I have to say, I really am impressed with how effectively the tagging engine works. I've been running some stress tests to see just what VSE and the tagging engine is capable of, but I do have a couple of questions with what it is actually doing.
My goal in these efforts is to troubleshoot a problem in a project. The project is around 2300 source files and taking up to three hours to complete the tagging process. I'm in the dark about what is contained in those files, but I imagine it can't be worse than what I'm putting the tagging engine through. I just completed a run of 10,000 files with about 10 elements (to be tagged) in each file. It took less than a minute. Now I'm in the middle of running 100,000 files with 20 elements each. 16,000,000 lines of source code. Admittedly, it is taking a might bit longer, but it's still going to finish in under 20 minutes (at it's current rate).

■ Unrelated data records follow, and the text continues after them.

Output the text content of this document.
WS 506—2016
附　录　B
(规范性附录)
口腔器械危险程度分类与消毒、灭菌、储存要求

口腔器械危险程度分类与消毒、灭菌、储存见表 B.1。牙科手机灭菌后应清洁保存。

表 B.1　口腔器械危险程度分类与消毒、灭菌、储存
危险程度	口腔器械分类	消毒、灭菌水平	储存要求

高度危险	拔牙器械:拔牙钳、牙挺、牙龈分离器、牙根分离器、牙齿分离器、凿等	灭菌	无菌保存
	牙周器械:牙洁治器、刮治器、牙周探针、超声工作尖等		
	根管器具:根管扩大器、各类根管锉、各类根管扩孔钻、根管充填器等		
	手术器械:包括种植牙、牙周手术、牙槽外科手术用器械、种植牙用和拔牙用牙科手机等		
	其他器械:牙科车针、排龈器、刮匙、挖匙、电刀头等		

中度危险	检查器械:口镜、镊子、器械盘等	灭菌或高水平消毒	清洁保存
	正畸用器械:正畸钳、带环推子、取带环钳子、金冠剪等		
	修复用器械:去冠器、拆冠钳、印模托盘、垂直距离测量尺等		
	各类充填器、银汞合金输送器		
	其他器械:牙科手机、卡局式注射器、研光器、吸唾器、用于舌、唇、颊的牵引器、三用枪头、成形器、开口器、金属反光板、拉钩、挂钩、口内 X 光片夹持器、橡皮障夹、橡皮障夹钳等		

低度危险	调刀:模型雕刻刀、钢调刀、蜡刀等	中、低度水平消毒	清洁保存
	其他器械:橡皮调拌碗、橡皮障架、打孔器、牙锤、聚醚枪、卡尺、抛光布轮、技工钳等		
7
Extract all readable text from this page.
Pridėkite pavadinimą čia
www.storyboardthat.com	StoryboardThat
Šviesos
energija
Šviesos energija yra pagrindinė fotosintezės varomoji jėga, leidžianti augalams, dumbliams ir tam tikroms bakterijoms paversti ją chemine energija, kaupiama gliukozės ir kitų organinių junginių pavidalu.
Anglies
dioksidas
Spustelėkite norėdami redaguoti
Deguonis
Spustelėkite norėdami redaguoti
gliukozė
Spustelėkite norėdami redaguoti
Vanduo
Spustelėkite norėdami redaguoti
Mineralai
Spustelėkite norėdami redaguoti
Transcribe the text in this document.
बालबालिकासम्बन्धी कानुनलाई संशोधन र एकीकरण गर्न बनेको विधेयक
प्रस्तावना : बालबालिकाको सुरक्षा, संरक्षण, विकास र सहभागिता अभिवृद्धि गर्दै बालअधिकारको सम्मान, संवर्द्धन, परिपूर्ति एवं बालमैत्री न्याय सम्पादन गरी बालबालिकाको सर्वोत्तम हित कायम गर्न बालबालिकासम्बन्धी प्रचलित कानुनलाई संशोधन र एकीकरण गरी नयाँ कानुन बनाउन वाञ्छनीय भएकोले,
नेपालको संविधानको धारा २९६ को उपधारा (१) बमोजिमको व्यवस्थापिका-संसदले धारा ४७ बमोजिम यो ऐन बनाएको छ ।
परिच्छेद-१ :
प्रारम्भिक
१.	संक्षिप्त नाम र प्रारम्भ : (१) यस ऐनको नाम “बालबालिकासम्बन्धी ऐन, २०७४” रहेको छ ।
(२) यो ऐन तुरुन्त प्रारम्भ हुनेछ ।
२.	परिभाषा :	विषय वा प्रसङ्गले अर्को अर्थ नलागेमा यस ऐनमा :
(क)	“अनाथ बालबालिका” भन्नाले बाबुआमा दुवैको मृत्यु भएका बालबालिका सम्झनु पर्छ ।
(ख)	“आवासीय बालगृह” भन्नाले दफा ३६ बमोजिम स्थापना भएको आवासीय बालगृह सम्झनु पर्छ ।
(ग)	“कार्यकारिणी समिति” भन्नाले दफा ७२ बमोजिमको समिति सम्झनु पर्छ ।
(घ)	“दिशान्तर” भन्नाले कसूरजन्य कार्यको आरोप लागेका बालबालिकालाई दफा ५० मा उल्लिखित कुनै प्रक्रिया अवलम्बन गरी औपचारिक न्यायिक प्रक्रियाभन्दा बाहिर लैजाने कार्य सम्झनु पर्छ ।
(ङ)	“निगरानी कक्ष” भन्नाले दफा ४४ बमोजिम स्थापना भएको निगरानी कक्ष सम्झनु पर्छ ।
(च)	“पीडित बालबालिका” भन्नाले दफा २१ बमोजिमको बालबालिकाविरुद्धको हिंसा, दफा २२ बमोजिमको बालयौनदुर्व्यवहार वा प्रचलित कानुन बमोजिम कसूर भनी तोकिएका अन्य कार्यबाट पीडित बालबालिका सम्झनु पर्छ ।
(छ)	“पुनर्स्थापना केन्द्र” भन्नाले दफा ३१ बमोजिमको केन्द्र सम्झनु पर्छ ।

What I'm interested in knowing is what exactly the Tagging Cache does. It was my theory that a larger cache size would vastly increase performance on largish tagging runs, but I've been running the stress tests on a cache size of 512KB (rather than the default 32MB) with little to no noticeable difference. I have not tried the 100,000 files on the larger cache, but I don't expect to see a large change in time. What is the purpose of the Tagging Cache? Is it merely a paging file for if the tagging engine exceeds available memory?
Also, is there any other way to display the contents of a VTG file other than the listvtg tool? If not, does the listvtg tool accept any parameters for output to a file?